Well. I about splattered my latte all over my desktop in my private, windowless office. I felt indignation! This was my eventual response:
Pantsuit count: 2. One gray, one black pinstripe, purchased from Katy Mills Mall, one of the earth’s unnaturally occurring assholes. Suits are worn strictly for client meetings, paired with college graduation pearls and burgundy round-toed heels. On these days, I attempt to tame my hair into a frizzy approximation of the anchor-bob. As I have no natural aptitude for hair, makeup, nails, or other worthy feminine pursuits, results vary greatly.
No matter how hard I try to look sleek and put-together, inevitably something about my presentation is wonkus. It is guaranteed that I will be missing an earring, have a spaghetti sauce stain on my blouse, a fallen hemline, or dog shit on my shoe. One memorable day, I was experiencing mysterious, cramping lower-back pain on my left side, and it was later pointed out to me that I was wearing mismatched boots with a half-inch difference in heel height. One round-toe and one pointy-toe, to add idiocy to injury.
My standard for office uniform is based on the following thought line: “How closely can my apparel resemble pajamas in terms of comfort, whilst still barely passing for adult outerwear?” I’ve found the answer to be cozy sweaters in bright colors (think of a South American tree-frog warning off predators), and solemn trousers from Express. An alternative is my penchant for argyle and checked trousers, for that soothing golf-pimp vibe.
Recklessly, I have recently attempted pencil skirts, heretofore an impossibility due to my genetic saddlebags (I generally try to avoid that look of, “ooh, sausage casing!“) and the all-in-good-fun-you-humorless-bitch, sexist atmosphere of my previous employer. Thanks to a change in environment and a daily 1.5 mile walk into work, I can occasionally pass for a career-woman, as long as you’re not wearing your glasses and can’t see the ever-constant run in my control top pantyhose (pantyhose, aka Agent of Satan, aka a sad necessity when one has an aversion to shaving ones legs more than once a month).

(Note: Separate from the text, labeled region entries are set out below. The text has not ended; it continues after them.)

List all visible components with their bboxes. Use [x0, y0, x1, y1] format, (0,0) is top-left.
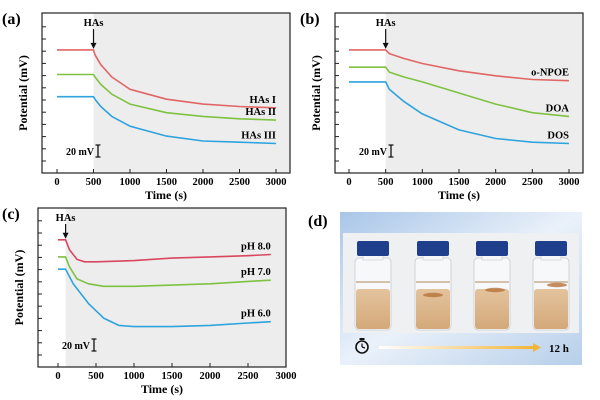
- vial-cap: [417, 241, 449, 256]
- x-tick-label: 3000: [266, 177, 287, 188]
- x-axis-label: Time (s): [438, 188, 480, 202]
- scale-bar-label: 20 mV: [359, 147, 388, 158]
- series-label: pH 6.0: [241, 309, 271, 320]
- panel-label: (c): [2, 206, 20, 223]
- vial-cap: [476, 241, 508, 256]
- x-tick-label: 500: [378, 177, 394, 188]
- vial: [414, 241, 452, 331]
- x-tick-label: 2000: [193, 177, 214, 188]
- vial-cap: [535, 241, 567, 256]
- x-tick-label: 500: [86, 177, 102, 188]
- vial-precipitate: [547, 282, 567, 288]
- shaded-region: [385, 13, 583, 173]
- vial: [473, 241, 511, 331]
- series-line-ph-8-0: [58, 239, 271, 263]
- x-tick-label: 3000: [559, 177, 580, 188]
- y-axis-label: Potential (mV): [12, 250, 26, 326]
- series-line-has-iii: [57, 95, 277, 145]
- time-arrow: [379, 343, 541, 352]
- vial-precipitate: [485, 287, 505, 293]
- x-tick-label: 1000: [412, 177, 433, 188]
- series-label: o-NPOE: [531, 68, 569, 79]
- x-tick-label: 2500: [238, 371, 259, 382]
- series-label: HAs I: [249, 95, 276, 106]
- panel-a-chart: (a) 0 500 1000 1500 2000 2500 3000 Time (s) Poten…: [2, 11, 291, 202]
- vial: [354, 241, 392, 331]
- x-tick-label: 3000: [276, 371, 297, 382]
- panel-label: (d): [308, 213, 328, 230]
- time-label: 12 h: [549, 343, 569, 355]
- vial-cap: [357, 241, 389, 256]
- x-tick-label: 0: [55, 371, 60, 382]
- panel-d-photo: (d) 12 h: [308, 212, 582, 365]
- series-label: DOS: [547, 130, 569, 141]
- series-label: HAs II: [245, 107, 276, 118]
- scale-bar-label: 20 mV: [66, 147, 95, 158]
- x-tick-label: 1000: [120, 177, 141, 188]
- panel-c-chart: (c) 0 500 1000 1500 2000 2500 3000 Time (s) Poten…: [2, 206, 297, 396]
- scale-bar-label: 20 mV: [62, 341, 91, 352]
- series-line-ph-7-0: [58, 256, 271, 288]
- series-line-ph-6-0: [58, 268, 271, 328]
- series-line-dos: [349, 81, 570, 145]
- x-tick-label: 1500: [162, 371, 183, 382]
- x-tick-label: 2500: [229, 177, 250, 188]
- annotation-label: HAs: [84, 18, 104, 29]
- x-tick-label: 1500: [156, 177, 177, 188]
- vial-liquid: [475, 289, 509, 329]
- plot-frame: [37, 207, 287, 368]
- annotation-arrow-head: [62, 232, 69, 239]
- annotation-label: HAs: [56, 213, 76, 224]
- series-label: pH 7.0: [241, 267, 271, 278]
- series-line-o-npoe: [349, 49, 570, 82]
- vial-liquid: [356, 289, 390, 329]
- vial-liquid: [416, 289, 450, 329]
- x-tick-label: 1000: [124, 371, 145, 382]
- shaded-region: [65, 208, 286, 367]
- vials-group: [354, 241, 570, 331]
- annotation-arrow-head: [90, 42, 97, 49]
- shaded-region: [93, 13, 290, 173]
- x-tick-label: 2000: [485, 177, 506, 188]
- panel-b-chart: (b) 0 500 1000 1500 2000 2500 3000 Time (s) Poten…: [300, 11, 584, 202]
- annotation-label: HAs: [376, 18, 396, 29]
- y-axis-label: Potential (mV): [16, 55, 30, 131]
- series-label: DOA: [546, 103, 570, 114]
- vial-precipitate: [423, 292, 443, 298]
- vial: [532, 241, 570, 331]
- x-tick-label: 1500: [449, 177, 470, 188]
- panel-label: (b): [300, 11, 320, 28]
- y-axis-label: Potential (mV): [309, 55, 323, 131]
- series-label: pH 8.0: [241, 241, 271, 252]
- series-line-has-i: [57, 49, 277, 109]
- x-axis-label: Time (s): [141, 382, 183, 396]
- x-tick-label: 2000: [200, 371, 221, 382]
- vial-liquid: [534, 289, 568, 329]
- x-tick-label: 0: [346, 177, 351, 188]
- series-label: HAs III: [241, 130, 276, 141]
- x-axis-label: Time (s): [145, 188, 187, 202]
- x-tick-label: 500: [88, 371, 104, 382]
- panel-label: (a): [2, 11, 21, 28]
- stopwatch-icon: [355, 338, 369, 354]
- series-line-doa: [349, 66, 570, 118]
- series-line-has-ii: [57, 73, 277, 121]
- x-tick-label: 2500: [522, 177, 543, 188]
- annotation-arrow-head: [382, 42, 389, 49]
- x-tick-label: 0: [54, 177, 59, 188]
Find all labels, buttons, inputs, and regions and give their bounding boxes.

Last week I was drinking at our in-office bar (OH YES – free champagne for all!) and accidentally made an awkward anal sex joke during one of those conversational lulls that only occur when you say something hideous, so that your voice carries across the room on a wind of humiliation. Thus I conclude that, even with effort and earnestness, I fail on the corporate shill standpoint.

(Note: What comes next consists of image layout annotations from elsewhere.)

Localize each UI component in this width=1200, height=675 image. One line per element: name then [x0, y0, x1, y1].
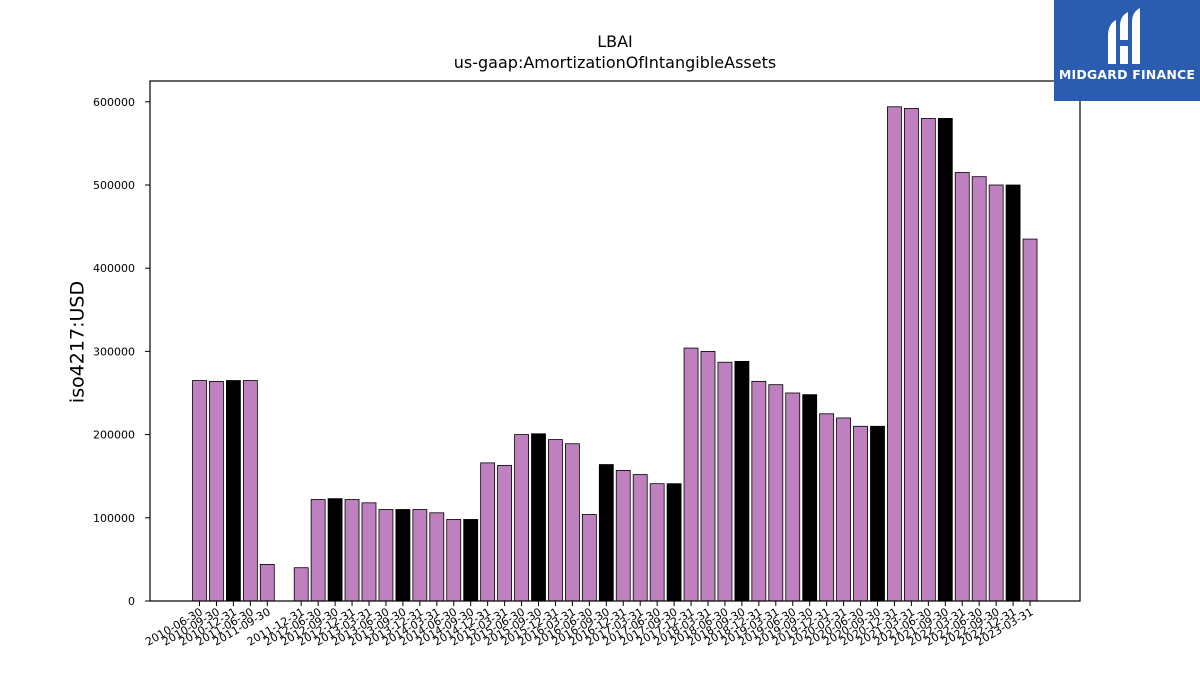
bar-2011-06-30 [242, 380, 258, 602]
bars-group [192, 106, 1038, 602]
bar-2010-09-30 [209, 380, 224, 602]
bar-2016-12-31 [615, 469, 631, 602]
bar-2015-12-31 [548, 439, 563, 602]
plot-frame [149, 80, 1081, 602]
bar-2022-09-30 [988, 184, 1004, 602]
brand-logo-text: MIDGARD FINANCE [1058, 67, 1196, 82]
bar-2016-06-30 [581, 514, 597, 602]
y-tick-label: 400000 [93, 262, 135, 275]
bar-2010-06-30 [192, 380, 207, 602]
brand-logo: MIDGARD FINANCE [1054, 0, 1200, 101]
y-axis-ticks: 0 100000 200000 300000 400000 500000 600000 [93, 96, 150, 608]
bar-2019-06-30 [785, 392, 801, 602]
bar-2013-06-30 [378, 509, 394, 602]
bar-2012-09-30 [327, 498, 343, 602]
bar-2014-12-31 [480, 462, 496, 602]
bar-2018-06-30 [717, 361, 733, 602]
bar-2011-09-30 [259, 563, 275, 602]
bar-2017-06-30 [649, 483, 665, 602]
bar-2015-09-30 [531, 433, 546, 602]
y-tick-label: 0 [128, 595, 135, 608]
bar-2014-06-30 [446, 519, 462, 602]
bar-2015-03-31 [497, 464, 513, 602]
bar-2022-06-30 [971, 176, 987, 602]
bar-2021-09-30 [937, 118, 953, 602]
y-tick-label: 500000 [93, 179, 135, 192]
bar-2014-03-31 [429, 512, 445, 602]
bar-2019-09-30 [802, 394, 818, 602]
chart-title: LBAI [597, 32, 633, 51]
bar-2020-03-31 [836, 417, 851, 602]
bar-2021-06-30 [920, 118, 936, 602]
bar-2019-12-31 [819, 413, 835, 602]
bar-2020-06-30 [853, 425, 868, 602]
bar-2018-09-30 [734, 360, 750, 602]
brand-logo-mark [1108, 8, 1140, 64]
y-tick-label: 100000 [93, 512, 135, 525]
bar-2016-03-31 [565, 443, 580, 602]
bar-2013-09-30 [395, 509, 411, 602]
y-tick-label: 200000 [93, 429, 135, 442]
bar-2017-09-30 [666, 483, 682, 602]
bar-2017-12-31 [683, 347, 699, 602]
bar-2012-06-30 [310, 499, 326, 602]
bar-2021-03-31 [904, 108, 919, 602]
bar-2016-09-30 [598, 464, 614, 602]
bar-2013-03-31 [361, 502, 377, 602]
bar-2023-03-31 [1022, 238, 1038, 602]
y-axis-label: iso4217:USD [67, 281, 89, 403]
bar-2020-09-30 [870, 425, 885, 602]
bar-2010-12-31 [225, 380, 241, 602]
bar-2022-03-31 [954, 172, 970, 602]
bar-2014-09-30 [463, 519, 479, 602]
bar-2011-12-31 [293, 567, 309, 602]
bar-2013-12-31 [412, 509, 428, 602]
bar-2012-12-31 [344, 499, 360, 602]
bar-2015-06-30 [514, 434, 529, 602]
bar-2020-12-31 [887, 106, 902, 602]
bar-2018-03-31 [700, 350, 716, 602]
y-tick-label: 600000 [93, 96, 135, 109]
y-tick-label: 300000 [93, 345, 135, 358]
bar-2022-12-31 [1005, 184, 1021, 602]
x-axis-ticks: 2010-06-302010-09-302010-12-312011-06-30… [143, 601, 1036, 649]
bar-2017-03-31 [632, 474, 648, 602]
chart-subtitle: us-gaap:AmortizationOfIntangibleAssets [453, 53, 777, 72]
bar-2019-03-31 [768, 384, 784, 602]
bar-2018-12-31 [751, 380, 767, 602]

Also, I demand points for my nipple ring and my “FUCK WHITEY” tramp-stamp. (Yeah, okay, that last bit isn’t strictly true).

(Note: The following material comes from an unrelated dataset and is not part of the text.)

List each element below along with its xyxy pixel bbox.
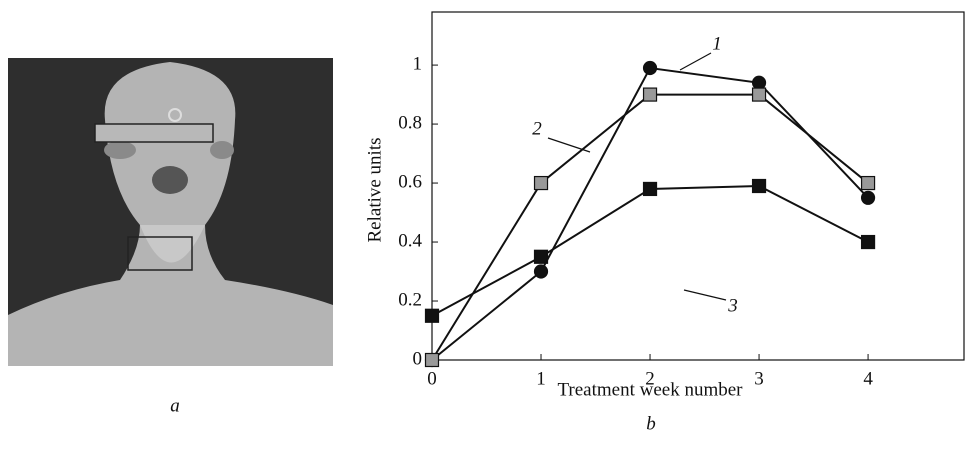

Yeah, I’m not so sure I won that one. My takeaway from this exchange is that my appearance is a fairly accurate representation of whatever ambivalent middle ground it is I occupy. I am here, I am there, and I am generally feeling a bit of a mess. I haven’t quite reconciled the large part of me that wants to work at a women’s shelter and write novels with the other part of me that, yes, would like to buy a 21st century television one day and take a holiday at a proper hotel. I’m sure it will all be sorted out by the time I’m 35.